Muito além dessas recordações, a FAPI foi lugar de se fazer negócios, comprar e vender animais ou equipamentos. Se para o grande público os imensos tratores e máquinas agrícolas eram motivo de curiosidade, para outros era a possibilidade de realizar um bom investimento. Resultado do amor e do trabalho de centenas de pessoas que se empenharam na sua realização, a FAPI ocupa um espaço privilegiado na história da cidade.
A primeira edição aconteceu de 15 a 21 de maio de 1967, no Ginásio Monstrinho. O evento teve grande repercussão, e o Jornal O Estado de São Paulo dedicou uma página para sua divulgação. Mas a semente havia sido plantada um ano antes. Uma ata da Associação Comercial de Ourinhos registra reunião realizada no dia 22 de julho de 1966, em que o assunto foi discutido. Naquela ocasião, o engenheiro agrônomo Dr. José Caetano Sobrinho “fez uma longa explanação do plano em execução para realizar em dezembro a primeira exposição agroindustrial de Ourinhos”. Foi dele a responsabilidade de dirigir a primeira edição do evento.
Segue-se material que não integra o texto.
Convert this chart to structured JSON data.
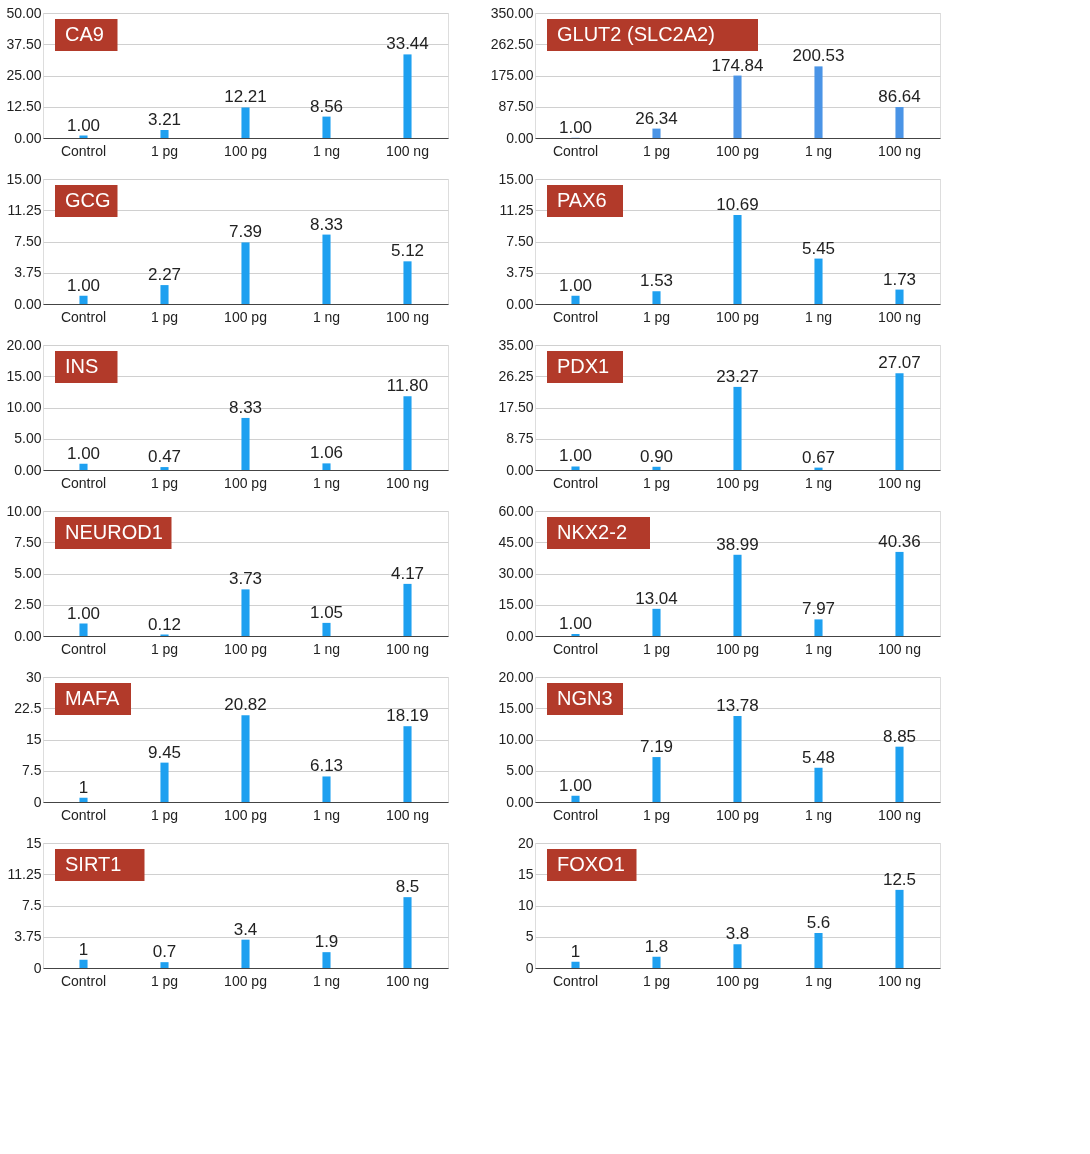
{
  "chart_data": [
    {
      "type": "bar",
      "title": "CA9",
      "categories": [
        "Control",
        "1 pg",
        "100 pg",
        "1 ng",
        "100 ng"
      ],
      "values": [
        1.0,
        3.21,
        12.21,
        8.56,
        33.44
      ],
      "value_labels": [
        "1.00",
        "3.21",
        "12.21",
        "8.56",
        "33.44"
      ],
      "color": "#1ea0f0",
      "ylim": [
        0,
        50
      ],
      "yticks": [
        {
          "value": 0,
          "label": "0.00"
        },
        {
          "value": 12.5,
          "label": "12.50"
        },
        {
          "value": 25,
          "label": "25.00"
        },
        {
          "value": 37.5,
          "label": "37.50"
        },
        {
          "value": 50,
          "label": "50.00"
        }
      ],
      "grid": "y"
    },
    {
      "type": "bar",
      "title": "GCG",
      "categories": [
        "Control",
        "1 pg",
        "100 pg",
        "1 ng",
        "100 ng"
      ],
      "values": [
        1.0,
        2.27,
        7.39,
        8.33,
        5.12
      ],
      "value_labels": [
        "1.00",
        "2.27",
        "7.39",
        "8.33",
        "5.12"
      ],
      "color": "#1ea0f0",
      "ylim": [
        0,
        15
      ],
      "yticks": [
        {
          "value": 0,
          "label": "0.00"
        },
        {
          "value": 3.75,
          "label": "3.75"
        },
        {
          "value": 7.5,
          "label": "7.50"
        },
        {
          "value": 11.25,
          "label": "11.25"
        },
        {
          "value": 15,
          "label": "15.00"
        }
      ],
      "grid": "y"
    },
    {
      "type": "bar",
      "title": "INS",
      "categories": [
        "Control",
        "1 pg",
        "100 pg",
        "1 ng",
        "100 ng"
      ],
      "values": [
        1.0,
        0.47,
        8.33,
        1.06,
        11.8
      ],
      "value_labels": [
        "1.00",
        "0.47",
        "8.33",
        "1.06",
        "11.80"
      ],
      "color": "#1ea0f0",
      "ylim": [
        0,
        20
      ],
      "yticks": [
        {
          "value": 0,
          "label": "0.00"
        },
        {
          "value": 5,
          "label": "5.00"
        },
        {
          "value": 10,
          "label": "10.00"
        },
        {
          "value": 15,
          "label": "15.00"
        },
        {
          "value": 20,
          "label": "20.00"
        }
      ],
      "grid": "y"
    },
    {
      "type": "bar",
      "title": "NEUROD1",
      "categories": [
        "Control",
        "1 pg",
        "100 pg",
        "1 ng",
        "100 ng"
      ],
      "values": [
        1.0,
        0.12,
        3.73,
        1.05,
        4.17
      ],
      "value_labels": [
        "1.00",
        "0.12",
        "3.73",
        "1.05",
        "4.17"
      ],
      "color": "#1ea0f0",
      "ylim": [
        0,
        10
      ],
      "yticks": [
        {
          "value": 0,
          "label": "0.00"
        },
        {
          "value": 2.5,
          "label": "2.50"
        },
        {
          "value": 5,
          "label": "5.00"
        },
        {
          "value": 7.5,
          "label": "7.50"
        },
        {
          "value": 10,
          "label": "10.00"
        }
      ],
      "grid": "y"
    },
    {
      "type": "bar",
      "title": "MAFA",
      "categories": [
        "Control",
        "1 pg",
        "100 pg",
        "1 ng",
        "100 ng"
      ],
      "values": [
        1,
        9.45,
        20.82,
        6.13,
        18.19
      ],
      "value_labels": [
        "1",
        "9.45",
        "20.82",
        "6.13",
        "18.19"
      ],
      "color": "#1ea0f0",
      "ylim": [
        0,
        30
      ],
      "yticks": [
        0,
        7.5,
        15,
        22.5,
        30
      ],
      "grid": "y"
    },
    {
      "type": "bar",
      "title": "SIRT1",
      "categories": [
        "Control",
        "1 pg",
        "100 pg",
        "1 ng",
        "100 ng"
      ],
      "values": [
        1,
        0.7,
        3.4,
        1.9,
        8.5
      ],
      "value_labels": [
        "1",
        "0.7",
        "3.4",
        "1.9",
        "8.5"
      ],
      "color": "#1ea0f0",
      "ylim": [
        0,
        15
      ],
      "yticks": [
        0,
        3.75,
        7.5,
        11.25,
        15
      ],
      "grid": "y"
    },
    {
      "type": "bar",
      "title": "GLUT2 (SLC2A2)",
      "categories": [
        "Control",
        "1 pg",
        "100 pg",
        "1 ng",
        "100 ng"
      ],
      "values": [
        1.0,
        26.34,
        174.84,
        200.53,
        86.64
      ],
      "value_labels": [
        "1.00",
        "26.34",
        "174.84",
        "200.53",
        "86.64"
      ],
      "color": "#4a94e6",
      "ylim": [
        0,
        350
      ],
      "yticks": [
        {
          "value": 0,
          "label": "0.00"
        },
        {
          "value": 87.5,
          "label": "87.50"
        },
        {
          "value": 175,
          "label": "175.00"
        },
        {
          "value": 262.5,
          "label": "262.50"
        },
        {
          "value": 350,
          "label": "350.00"
        }
      ],
      "grid": "y"
    },
    {
      "type": "bar",
      "title": "PAX6",
      "categories": [
        "Control",
        "1 pg",
        "100 pg",
        "1 ng",
        "100 ng"
      ],
      "values": [
        1.0,
        1.53,
        10.69,
        5.45,
        1.73
      ],
      "value_labels": [
        "1.00",
        "1.53",
        "10.69",
        "5.45",
        "1.73"
      ],
      "color": "#1ea0f0",
      "ylim": [
        0,
        15
      ],
      "yticks": [
        {
          "value": 0,
          "label": "0.00"
        },
        {
          "value": 3.75,
          "label": "3.75"
        },
        {
          "value": 7.5,
          "label": "7.50"
        },
        {
          "value": 11.25,
          "label": "11.25"
        },
        {
          "value": 15,
          "label": "15.00"
        }
      ],
      "grid": "y"
    },
    {
      "type": "bar",
      "title": "PDX1",
      "categories": [
        "Control",
        "1 pg",
        "100 pg",
        "1 ng",
        "100 ng"
      ],
      "values": [
        1.0,
        0.9,
        23.27,
        0.67,
        27.07
      ],
      "value_labels": [
        "1.00",
        "0.90",
        "23.27",
        "0.67",
        "27.07"
      ],
      "color": "#1ea0f0",
      "ylim": [
        0,
        35
      ],
      "yticks": [
        {
          "value": 0,
          "label": "0.00"
        },
        {
          "value": 8.75,
          "label": "8.75"
        },
        {
          "value": 17.5,
          "label": "17.50"
        },
        {
          "value": 26.25,
          "label": "26.25"
        },
        {
          "value": 35,
          "label": "35.00"
        }
      ],
      "grid": "y"
    },
    {
      "type": "bar",
      "title": "NKX2-2",
      "categories": [
        "Control",
        "1 pg",
        "100 pg",
        "1 ng",
        "100 ng"
      ],
      "values": [
        1.0,
        13.04,
        38.99,
        7.97,
        40.36
      ],
      "value_labels": [
        "1.00",
        "13.04",
        "38.99",
        "7.97",
        "40.36"
      ],
      "color": "#1ea0f0",
      "ylim": [
        0,
        60
      ],
      "yticks": [
        {
          "value": 0,
          "label": "0.00"
        },
        {
          "value": 15,
          "label": "15.00"
        },
        {
          "value": 30,
          "label": "30.00"
        },
        {
          "value": 45,
          "label": "45.00"
        },
        {
          "value": 60,
          "label": "60.00"
        }
      ],
      "grid": "y"
    },
    {
      "type": "bar",
      "title": "NGN3",
      "categories": [
        "Control",
        "1 pg",
        "100 pg",
        "1 ng",
        "100 ng"
      ],
      "values": [
        1.0,
        7.19,
        13.78,
        5.48,
        8.85
      ],
      "value_labels": [
        "1.00",
        "7.19",
        "13.78",
        "5.48",
        "8.85"
      ],
      "color": "#1ea0f0",
      "ylim": [
        0,
        20
      ],
      "yticks": [
        {
          "value": 0,
          "label": "0.00"
        },
        {
          "value": 5,
          "label": "5.00"
        },
        {
          "value": 10,
          "label": "10.00"
        },
        {
          "value": 15,
          "label": "15.00"
        },
        {
          "value": 20,
          "label": "20.00"
        }
      ],
      "grid": "y"
    },
    {
      "type": "bar",
      "title": "FOXO1",
      "categories": [
        "Control",
        "1 pg",
        "100 pg",
        "1 ng",
        "100 ng"
      ],
      "values": [
        1,
        1.8,
        3.8,
        5.6,
        12.5
      ],
      "value_labels": [
        "1",
        "1.8",
        "3.8",
        "5.6",
        "12.5"
      ],
      "color": "#1ea0f0",
      "ylim": [
        0,
        20
      ],
      "yticks": [
        0,
        5,
        10,
        15,
        20
      ],
      "grid": "y"
    }
  ]
}
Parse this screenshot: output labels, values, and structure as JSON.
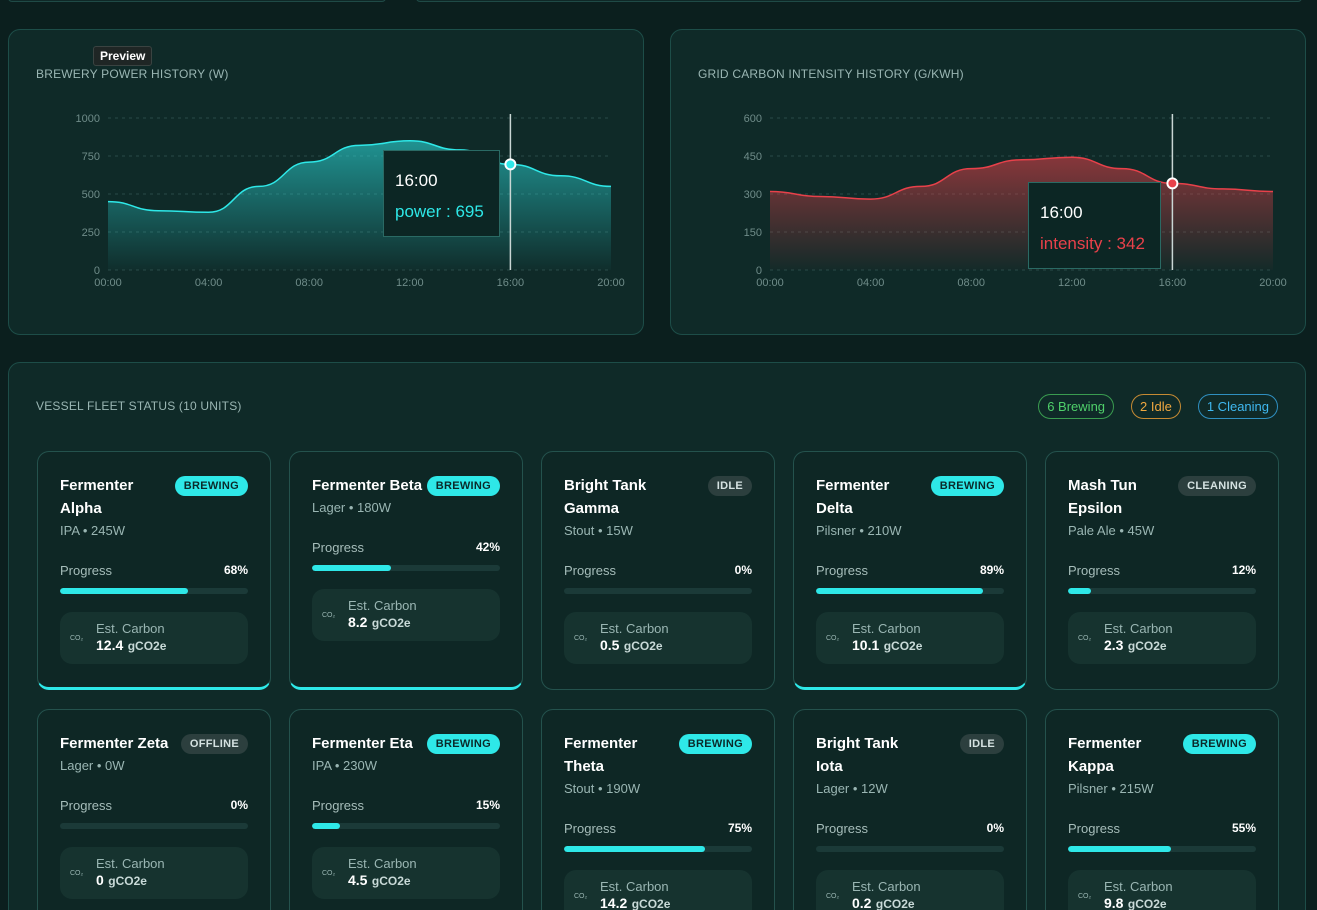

No início a agricultura foi o forte da feira; a presença de animais expostos e a realização de leilões e concursos ganharam força a partir de 1970. Naquela época o trabalho agrícola dos imigrantes japoneses em Ourinhos se destacava, e a participação da colônia foi decisiva.
Cerca de 150 japoneses participavam, e eram oferecidos prêmios (medalhas, broches) para o agricultor que se destacava pela qualidade dos produtos. Fernando Nagae foi um desses expositores, e na entrevista publicada no livro Um olhar sobre a presença japonesa em Ourinhos, de Marco Aurélio Gomes e Neusa Fleury, ele conta: “Tínhamos o interesse apenas de fazer uma exposição bonita: essa era a alegria, era o povo ver o que a gente produzia”.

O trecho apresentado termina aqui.